When times are good, you know, people just sort of drift off and say, well, that sounds nice and that sounds nice, or maybe I'll stay home and do something else. I'm telling you, this is a big deal.

Once in a lifetime, a country finds itself in the position we're in now. And I do want you to be relaxed and have a good time, but you've got to understand, if we squander this opportunity, you have no earthly idea how long America will have to wait for it to come back around again. No earthly idea how long you'll have to wait for members of Congress like Ellen and Steny and Karen and Cal to be able to go there and debate how to build the future of our dreams for our children, instead of how to throw the water out of a leaking, sinking boat.

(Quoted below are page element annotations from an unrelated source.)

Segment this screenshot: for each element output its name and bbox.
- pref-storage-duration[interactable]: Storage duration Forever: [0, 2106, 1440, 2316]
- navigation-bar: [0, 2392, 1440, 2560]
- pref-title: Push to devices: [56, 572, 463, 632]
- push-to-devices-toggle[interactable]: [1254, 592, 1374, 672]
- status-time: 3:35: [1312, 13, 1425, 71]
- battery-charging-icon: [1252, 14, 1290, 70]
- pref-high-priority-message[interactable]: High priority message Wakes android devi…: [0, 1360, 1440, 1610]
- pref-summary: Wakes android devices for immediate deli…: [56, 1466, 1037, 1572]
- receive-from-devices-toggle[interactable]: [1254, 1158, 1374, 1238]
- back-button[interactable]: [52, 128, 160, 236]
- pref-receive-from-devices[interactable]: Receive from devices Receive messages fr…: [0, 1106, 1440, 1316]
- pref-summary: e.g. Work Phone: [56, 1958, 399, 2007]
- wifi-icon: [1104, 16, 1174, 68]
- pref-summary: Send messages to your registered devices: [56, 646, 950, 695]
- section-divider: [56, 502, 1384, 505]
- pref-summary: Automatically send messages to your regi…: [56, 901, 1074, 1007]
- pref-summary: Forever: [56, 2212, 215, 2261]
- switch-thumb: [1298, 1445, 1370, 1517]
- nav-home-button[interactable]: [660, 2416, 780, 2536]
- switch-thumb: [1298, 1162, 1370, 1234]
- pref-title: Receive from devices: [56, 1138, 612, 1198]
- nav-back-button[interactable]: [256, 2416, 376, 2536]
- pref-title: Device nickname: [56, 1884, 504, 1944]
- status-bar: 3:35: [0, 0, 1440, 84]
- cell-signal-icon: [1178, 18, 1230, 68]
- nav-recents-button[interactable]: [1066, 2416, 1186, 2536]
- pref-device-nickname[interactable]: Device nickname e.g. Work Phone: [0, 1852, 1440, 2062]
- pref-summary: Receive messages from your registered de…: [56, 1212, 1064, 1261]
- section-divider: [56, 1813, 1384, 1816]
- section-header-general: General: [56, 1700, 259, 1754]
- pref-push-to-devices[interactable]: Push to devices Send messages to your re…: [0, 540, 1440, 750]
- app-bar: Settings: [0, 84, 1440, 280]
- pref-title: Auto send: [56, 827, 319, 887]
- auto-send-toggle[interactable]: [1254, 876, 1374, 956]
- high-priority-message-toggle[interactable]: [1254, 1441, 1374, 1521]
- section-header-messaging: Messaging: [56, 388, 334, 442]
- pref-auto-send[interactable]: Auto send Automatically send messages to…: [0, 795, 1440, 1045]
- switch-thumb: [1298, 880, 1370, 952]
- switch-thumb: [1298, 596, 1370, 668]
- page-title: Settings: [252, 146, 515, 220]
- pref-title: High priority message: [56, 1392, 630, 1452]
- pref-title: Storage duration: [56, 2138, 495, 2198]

And there's not a soul here over 30 years old that can't cite one time in your life when you have made a serious personal or professional mistake, not because things were so terrible, but because things were so good you thought there were no consequences to breaking your concentration.

So that's the other thing I want to say. Every day between now and November, if you talk to somebody about anything like this, you remind them: this is a big deal. This is not just the first election of the millennium in calendar terms. It is the first election in psychological and political terms as well.

We have not been in this shape in my lifetime. We may not get here again, and we'd better make the most of it. Your being here for her shows that you've got a big head start on that.